Asian experts advocate for use of cholera vaccines
Following a meeting of health experts from Asia, members from eight countries in South and Southeast Asia released an advocacy document highlighting the need for an integrated program for cholera control which includes the use of oral cholera vaccines (OCVs) in countries at risk.
Released by the Initiative against Diarrheal and Enteric diseases in Asia (IDEA), an independent, multi-disciplinary group of Asian health professionals working on the surveillance, control, and prevention of cholera and other enteric diseases, the document proposes three critical interventions as part of a comprehensive strategy:
1) Continuous improvement of safe water and sanitation,
2) Establishment or strengthening of effective surveillance systems, and
3) Use of vaccination as a complementary weapon in at-risk populations.
This document is intended for use by national and local health officials, policymakers, and health professionals. Download the full document to learn more.
Cholera is a disease that disproportionately affects the poor; their needs are overlooked because they lack strong advocates like those from which the more affluent can benefit. Cholera is traditionally controlled by good sanitation, access to clean water, and personal hygiene. However, these measures are not always available in slums or in far-flung areas where water supply is not assured and latrines not widely available. Moreover, there may not be enough money to buy soap for personal hygiene in these areas.
In Asia, cholera is not routinely identified; rather, it is lumped together with other diarrheal diseases under a broad category of “severe watery diarrhea,” largely because of the stigma attached with the disease. Perceived to be a disease found only in unclean environments, government officials may hesitate in the open reporting advocated by the 2005 International Health Regulations. For emerging economies dependent on trade and tourism, fear of embargoes and travel restrictions hinder open acknowledgement of the disease.
Furthermore, cholera identification requires bacteriologic laboratories that may not be available in affected areas; thus when the disease is eventually detected, explosive outbreaks have already occurred, taxing an already overburdened weak public health infrastructure. Since cholera affects mostly the poor who seek care in public clinics and hospitals, private physicians rarely recognize the disease due to their belief that cholera is controlled in their areas.
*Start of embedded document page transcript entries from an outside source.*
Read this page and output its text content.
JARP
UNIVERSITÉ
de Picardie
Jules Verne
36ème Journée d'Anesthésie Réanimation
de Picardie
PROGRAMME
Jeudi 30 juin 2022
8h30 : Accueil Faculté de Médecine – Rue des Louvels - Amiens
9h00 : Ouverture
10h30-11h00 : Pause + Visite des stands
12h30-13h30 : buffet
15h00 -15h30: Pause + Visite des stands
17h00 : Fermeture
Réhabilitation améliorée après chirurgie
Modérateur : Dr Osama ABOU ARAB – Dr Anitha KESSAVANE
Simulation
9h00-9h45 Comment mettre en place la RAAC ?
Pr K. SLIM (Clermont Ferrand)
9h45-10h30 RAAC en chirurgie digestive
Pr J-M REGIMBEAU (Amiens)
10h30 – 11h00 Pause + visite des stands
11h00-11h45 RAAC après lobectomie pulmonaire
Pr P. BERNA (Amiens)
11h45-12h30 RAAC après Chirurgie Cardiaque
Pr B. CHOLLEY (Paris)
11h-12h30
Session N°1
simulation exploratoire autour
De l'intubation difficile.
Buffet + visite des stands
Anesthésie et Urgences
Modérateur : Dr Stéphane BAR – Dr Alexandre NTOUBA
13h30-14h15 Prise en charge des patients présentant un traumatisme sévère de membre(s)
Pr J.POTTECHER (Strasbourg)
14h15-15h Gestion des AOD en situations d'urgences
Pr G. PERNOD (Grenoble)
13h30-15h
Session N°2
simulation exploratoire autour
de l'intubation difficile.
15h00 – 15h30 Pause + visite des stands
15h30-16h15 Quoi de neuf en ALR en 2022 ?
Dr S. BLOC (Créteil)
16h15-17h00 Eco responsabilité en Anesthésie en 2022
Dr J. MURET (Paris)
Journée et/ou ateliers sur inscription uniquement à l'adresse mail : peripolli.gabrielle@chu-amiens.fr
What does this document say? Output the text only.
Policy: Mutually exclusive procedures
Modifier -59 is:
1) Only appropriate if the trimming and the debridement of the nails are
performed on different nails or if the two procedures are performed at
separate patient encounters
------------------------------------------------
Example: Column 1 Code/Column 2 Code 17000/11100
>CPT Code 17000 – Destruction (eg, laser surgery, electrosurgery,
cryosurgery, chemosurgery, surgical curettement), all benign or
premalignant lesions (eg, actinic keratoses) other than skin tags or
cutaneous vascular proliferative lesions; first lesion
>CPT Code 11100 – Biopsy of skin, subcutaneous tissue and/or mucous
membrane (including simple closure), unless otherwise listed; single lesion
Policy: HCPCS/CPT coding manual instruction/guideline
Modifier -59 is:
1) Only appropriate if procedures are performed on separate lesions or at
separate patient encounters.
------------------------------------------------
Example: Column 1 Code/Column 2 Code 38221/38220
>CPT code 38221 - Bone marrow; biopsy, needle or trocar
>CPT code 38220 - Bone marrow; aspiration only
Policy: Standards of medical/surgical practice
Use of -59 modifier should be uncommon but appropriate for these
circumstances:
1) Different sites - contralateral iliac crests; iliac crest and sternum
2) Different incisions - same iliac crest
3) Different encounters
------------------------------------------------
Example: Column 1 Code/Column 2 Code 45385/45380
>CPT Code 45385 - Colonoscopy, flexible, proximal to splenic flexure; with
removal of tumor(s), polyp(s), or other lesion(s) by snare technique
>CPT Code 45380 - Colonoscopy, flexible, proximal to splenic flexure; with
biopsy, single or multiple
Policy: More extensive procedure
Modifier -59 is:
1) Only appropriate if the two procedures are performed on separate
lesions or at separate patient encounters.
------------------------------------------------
OCVs have been available for many decades, and yet their use as an additional measure for cholera control has only been recommended recently. Surprisingly, Bangladesh, the country where the first large-scale oral cholera vaccine trial was conducted in 1986, only recently began using OCVs in their public health program. Other mass campaigns have recently been conducted in Africa , Latin America, and Asia. Perhaps this is the beginning of more widespread use of OCV in cholera-burdened countries.